Poor Oscar didn't know how to walk on a lead and he had no clue about how to settle himself or contain his energy.
And that sealed his fate.
I understand he wasn't advertised for rehoming, being seen as too much of a handful. That's despite the formal agreement between ARAN Animal Rescue NZ and the council, and Anna from ARAN standing by for calls about dogs she could rehome. She wasn't handed a single dog that month.
Oscar didn't fit the "nice dog" stereotype that Anna butts her head against. ARAN successfully rehomes every dog that comes to them, not just the easy ones.
And so Oscar died that autumn day, as I silently looked on.

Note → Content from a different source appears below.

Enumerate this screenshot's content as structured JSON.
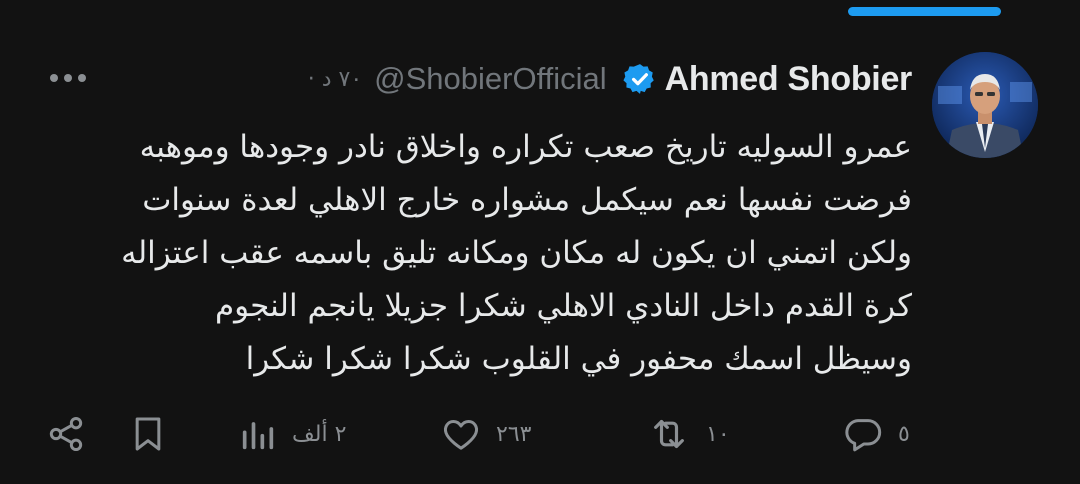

He seemed so dignified and beautiful once he was dead, all that manic energy released. Quiet, as if he were just sleeping.
Are you thinking, 'Why didn't I save Oscar?' ("Hey Bernie, that crazy dog can come home with me.")
I ask myself that every time I think of him, which is often.
It's the journalist's dilemma. I was there to report on a story, not get involved in it or influence outcomes.
I'd waited months to get access. I'd met the AMOs just hours before, only just started my research, just begun to earn their trust.
I remained the neutral observer my role required.
After six months following animal rescue groups on the web, lengthy interviews with people at ARAN, Whanganui's rangers, council management and dog rangers at the Wellington and Hutt City pounds, I now know what I didn't then — exactly how little it would have taken to give Oscar a second chance.
He could have been in a foster home within 24 hours, with experienced dog handlers who would have started the work of training and calming him, preparing him for a forever home with responsible owners.
Oscar. I'm sorry. You deserved better from the humans you met.
And so does every dog, shaped as they are by thousands of years of co-evolution with humans.
Their gift is not that they love us unconditionally, which any dog owner or admirer knows they do.
It's that they show us how to love unconditionally.
The AMOs have a tough job within significant external constraints. I'm not faulting them for following process, but I'm glad their processes are changing.
Oscar's story would likely have ended differently if he'd been handed in last month rather than in April.
The animal rescue volunteers move bloody mountains and save lives every week. But people like Anna are tired and they're worn out by the cruelty and neglect they are too often confronted with.
I'm an old lady, Anna said to me a few days ago, and this is almost a fulltime job. I want to be able to retire.
We can't just leave it up to a few stretched volunteers and sympathetic supporters chipping in a few dollars each.
They are an ambulance at the bottom of the cliff.
The community, all of us, need to do more if dogs' lives are going to improve.
Mostly we need to do less of what is causing the problems.
Don't buy dogs on a whim. Don't get sucked in by fashion. Don't buy a husky when you've never had a dog before, because you think dire wolves are cool.
Don't buy a dog if you can't be 100 per cent sure it did not come from some loathsome puppy mill, the offspring of a miserable dog kept pregnant or nursing in a wire cage her entire short, wretched life.
Don't encourage or goad your dog to be aggro because you think it makes you look staunch.
Don't look the other way when the dog next door is never released off its chain and has raw open sores where its skin rubs against the concrete.
Don't let your pit bull have litter after litter of pups for whom there are too few decent homes.